If you have any questions about the items above or other actions of the General Assembly this year, do not hesitate to reach out. I would be glad to speak with you further. 

Pastoral Notes for Sunday, June 17, 2018

In today’s passage, Paul calls us to be constant in prayer. Whenever I read those words from Paul, these words from J.C. Ryle come to mind, “When Paul says, ‘Continue in prayer’ and ‘Pray without ceasing,’ he did not mean that people should be always on their knees, but he did mean that our prayers should be like the continual burned-offering steadily preserved in every day; that it should be like seed-time and harvest, and summer and winter, unceasingly coming round at regular seasons; that it should be like the fire on the altar, not always consuming sacrifices, but never completely going out.”

Ryle is right, of course. But how do we pray in this way?

I’ve always found it interesting how little time John Calvin spends theologizing on the doctrine of prayer in The Institutes of Christian Religion, but how much time he spends on the practice of praying. Calvin understood that prayer is communion with God—an intimate and ongoing conversation built on love. Like all forms of communication, there are certain guiding principles—you might call them rules—that one follows to facilitate and maintain close relationship.

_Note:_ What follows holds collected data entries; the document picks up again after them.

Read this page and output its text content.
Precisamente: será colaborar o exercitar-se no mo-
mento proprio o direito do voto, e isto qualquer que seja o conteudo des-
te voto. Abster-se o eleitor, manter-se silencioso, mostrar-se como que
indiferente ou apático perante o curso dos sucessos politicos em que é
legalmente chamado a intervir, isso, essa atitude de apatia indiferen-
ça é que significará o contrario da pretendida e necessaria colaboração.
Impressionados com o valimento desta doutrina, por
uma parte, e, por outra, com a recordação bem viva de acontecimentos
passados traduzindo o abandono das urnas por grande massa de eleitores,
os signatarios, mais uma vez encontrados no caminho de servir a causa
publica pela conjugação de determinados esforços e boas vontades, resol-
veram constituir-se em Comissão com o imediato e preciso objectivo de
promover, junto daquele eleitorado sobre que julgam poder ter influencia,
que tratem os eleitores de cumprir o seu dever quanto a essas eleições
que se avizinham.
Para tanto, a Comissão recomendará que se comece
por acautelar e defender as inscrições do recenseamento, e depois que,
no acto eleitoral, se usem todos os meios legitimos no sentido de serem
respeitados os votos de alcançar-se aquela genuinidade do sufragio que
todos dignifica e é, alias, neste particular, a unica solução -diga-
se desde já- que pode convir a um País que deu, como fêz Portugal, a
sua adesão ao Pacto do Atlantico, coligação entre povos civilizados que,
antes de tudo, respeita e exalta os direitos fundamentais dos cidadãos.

Helpfully, Joel Beeke, President of Puritan Reformed Theological Seminary in Grand Rapids, MI, explores Calvin’s writing on prayer in a work entitled, Taking Hold of God. Reflecting on Calvin, Beeke distills four basic rules for conversation with God.

1.     Heartfelt Sense of Reverence – Our prayers should take into account who we are speaking with, namely, God. Being moved by His character and the fact He desires to speak with us; should create within us a sense of awe, a holy reverence. Why? Because the God of the universe is mindful of us, desiring to hear from us.

2.     Heartfelt Sense of Need & Repentance – As soon as we come in contact with the nature of God, we see our want. Calvin says we should have the “disposition of a beggar.” We see His glory, and with yearning that His will is to be done, we pray with the sense that our very life depends on it.

3.     Heartfelt Sense of Humility and Trust in God – Naturally flowing from the two previous points is the realization that we despair of our position and ability and yield ourselves entirely to God. Confidence in self is drained, and transferred wholly to God, knowing that the heavenly Father will give to us all we need (Luke 11:13).

4.     Heartfelt Sense of Confident Hope – Because the Scripture assures us of the Father’s great and unchangeable love for His children, we can pray expectantly. If we are in Christ, we have no reason to fear and every reason to hope. Our inheritance is absolutely sure (I Peter 1:3-4). Our prayers must reflect this surety, issuing forth with an unshakable confidence and joy.

If these four rules were to become the heart habit of your prayer life, what a difference it would make in your relationship with the Lord! Be forewarned though: these rules must not become rote. The key word in every point is “heartfelt.” So, let love for God stir your heart, filling your every prayer with enjoyment of heartfelt communion with the living God.